De Raad heeft in zijn uitspraak van 4 februari 2009, ECLI:NL:CRVB:2009:BH1896, geoordeeld dat de verzekeringsarts zich een oordeel dient te vormen over de duurzaamheid van de arbeidsongeschiktheid in de zin van artikel 4 van de Wet WIA. Hierbij moet hij een inschatting maken van de herstelkansen, in de zin van een verbetering van de functionele mogelijkheden van de verzekerde. De inschatting van de verzekeringsarts van de kans op herstel in het eerste jaar na het ontstaan van het recht op uitkering en de periode daarna dient te berusten op een concrete en deugdelijke afweging van de feiten en omstandigheden die bij de individuele verzekerde aan de orde zijn, voor zover die feiten en omstandigheden betrekking op de medische situatie van de verzekerde op de datum in geding. Indien die inschatting berust op een (ingezette) medische behandeling, is een onderbouwing vereist die ziet op het mogelijke resultaat daarvan voor de individuele verzekerde.
4.8.
Appellante wordt niet gevolgd in haar standpunt dat het Uwv in onvoldoende mate heeft gemotiveerd dat de kans bestaat dat de uit de psychische klachten van werkneemster voortvloeiende beperkingen op termijn zullen afnemen. Bij werkneemster is sprake van een depressieve stoornis, matig van ernst, die (deels) ongunstig wordt beïnvloed door de ziekte van haar echtgenoot. De verzekeringsartsen bezwaar en beroep hebben voldoende gemotiveerd dat behandeling van deze depressieve stoornis en het leren omgaan van werkneemster met psychosociale stressfactoren, zoals de ziekte van haar echtgenoot, op termijn nog tot een reële kans op verbetering van de functionele mogelijkheden kunnen leiden en tot een afname van de beperkingen in de rubrieken I en II van de FML. Nu uitsluitend op grond van de fysieke klachten van werkneemster geen sprake is van een volledige en duurzame arbeidsongeschiktheid en de uit de psychische klachten voortvloeiende beperkingen bij werkneemster nog kunnen afnemen, heeft het Uwv zich terecht op standpunt gesteld dat geen sprake is van volledige en duurzame arbeidsongeschiktheid in de zin van artikel 4 van de Wet WIA. Het Uwv heeft terecht vastgesteld dat werkneemster niet in aanmerking komt voor een IVA-uitkering.
4.9.
Uit 4.1 tot en met 4.8 volgt dat het hoger beroep niet slaagt en dat de aangevallen uitspraak moet worden bevestigd.

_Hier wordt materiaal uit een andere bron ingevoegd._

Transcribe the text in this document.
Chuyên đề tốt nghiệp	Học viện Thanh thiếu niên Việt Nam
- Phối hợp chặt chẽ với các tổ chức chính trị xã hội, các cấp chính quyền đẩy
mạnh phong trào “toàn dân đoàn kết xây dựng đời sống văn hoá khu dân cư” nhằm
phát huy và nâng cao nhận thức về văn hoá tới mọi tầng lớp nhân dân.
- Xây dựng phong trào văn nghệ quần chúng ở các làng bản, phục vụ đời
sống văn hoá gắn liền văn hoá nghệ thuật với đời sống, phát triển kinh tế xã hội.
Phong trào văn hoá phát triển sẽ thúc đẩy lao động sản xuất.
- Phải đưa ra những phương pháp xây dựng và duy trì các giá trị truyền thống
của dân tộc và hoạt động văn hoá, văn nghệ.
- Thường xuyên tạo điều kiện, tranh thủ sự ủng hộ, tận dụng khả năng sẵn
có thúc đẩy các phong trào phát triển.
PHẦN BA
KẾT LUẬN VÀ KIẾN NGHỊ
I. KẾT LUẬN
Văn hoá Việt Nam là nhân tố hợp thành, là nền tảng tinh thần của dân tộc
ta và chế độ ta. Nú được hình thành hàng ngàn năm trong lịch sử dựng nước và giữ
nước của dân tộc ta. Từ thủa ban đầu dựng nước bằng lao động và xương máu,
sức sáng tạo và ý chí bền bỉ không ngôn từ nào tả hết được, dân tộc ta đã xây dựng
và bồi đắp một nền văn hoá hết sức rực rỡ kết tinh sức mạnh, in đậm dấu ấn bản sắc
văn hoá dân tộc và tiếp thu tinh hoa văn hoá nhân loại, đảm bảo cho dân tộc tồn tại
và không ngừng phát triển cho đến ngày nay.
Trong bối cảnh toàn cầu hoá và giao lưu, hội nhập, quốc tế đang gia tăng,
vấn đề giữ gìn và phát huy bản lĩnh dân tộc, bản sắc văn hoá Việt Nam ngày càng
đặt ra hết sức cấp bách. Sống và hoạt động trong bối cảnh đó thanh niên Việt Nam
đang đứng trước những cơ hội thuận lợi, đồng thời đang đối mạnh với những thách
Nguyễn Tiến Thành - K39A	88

5. Voor een veroordeling in de proceskosten bestaat geen aanleiding.

BESLISSING

De Centrale Raad van Beroep bevestigt de aangevallen uitspraak.
Deze uitspraak is gedaan door E.J.J.M. Weyers, in tegenwoordigheid van E.D. de Jong als griffier. De beslissing is uitgesproken in het openbaar op 16 september 2020.